Arrived at Heathrow a bit early at the crack of dawn and my usual impression when arriving in the UK was reinforced. It’s a tatty dump. The baggage reclaim hall of Terminal Three is the worst possible advert for a country I can -imagine. A vast, dirty unorganised barn of a place that just cries out neglect. It took six attempts to get a luggage trolley that had four functioning wheels and I could have had my bags full of weapons grade plutonium for all the efficiency of the British Customs service. There was one disinterested bloke on duty to police three full flights from Asia. To be fair looking at the rest of my fellow travellers the most likely contraband would have been instant noodles.

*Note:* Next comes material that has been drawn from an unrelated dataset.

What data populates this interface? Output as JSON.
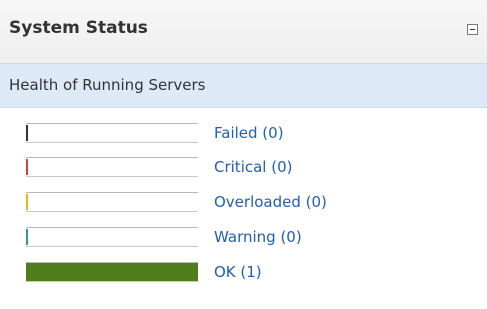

I have now lived over half of my life outside the country of my birth. I grew up in suburban southwest London. A vast sea of pretty much identical semidetached houses that proliferated between the wars; London is surrounded by them. There are seemingly millions of the things. I went for a walk along the local High street. It is in a worse state than even the baggage hall. I recall the High Street as mixture of reputable businesses of a reasonable mix. There was a very good bookseller cum stationers, a bicycle shop, a couple of supermarkets, a Woolworths (not the food supermarket I am now used to in New Zealand), a sports shop, an electrical appliance store – all the things you would expect from a standard small town High Street.
What do we have now? We start of at the corner with the closed down and boarded up Police station. Apparently this bog standard 1930’s brick building is a listed building – God knows why, it’s hideous – so when the feds moved out it was decreed that it couldn’t be touched. So it sits on the corner empty, sporting a bit of graffiti and with weeds growing up the wheelchair access ramp. No a good start. The rest of the High Street has fared little better. A third of the street has suffered the same fate as the cop shop; empty with ‘To Let’ signs in the window that obviously didn’t appear yesterday. A further third of the businesses are Korean groceries or eateries. Nothing wrong with a bit of Korean nosh of course, but a third of a suburban British High Street? And the remaining third of the business premises? Charity shops. You can buy second hand junk to support pretty much any charity you can think of. Oh and I haven’t included the ex-Woolworths premises in the above calculation. This three or four shop frontage has been replaced by the biggest $2 shop (I believe they are called 99p shops here) I have ever seen. This, like a vast majority of New Malden business circa 2009, is not run by a bloke born in Tolworth. He sells the usual range of garbage ranging from saucepans that would melt before the porridge they contain to paintings of tigers on black velvet. Suttles the stationers has survived as have a fair collection of estate agents all with seemingly endless examples of the aforementioned 1930s bland London suburban housing stock. All of this appears to be not selling at £339,000 a pop. New Malden High Street exudes run down, depressing tattyness.
Going Up West tomorrow, principally to seek out an Apple Genius as I turned down the opportunity in Sydney a fortnight ago. He/she had better live up to his appellation as I have a couple of knotty Snow Leopard questions for him. Also might go to an O2 shop and enquire as to a prepaid data card for my iPhone.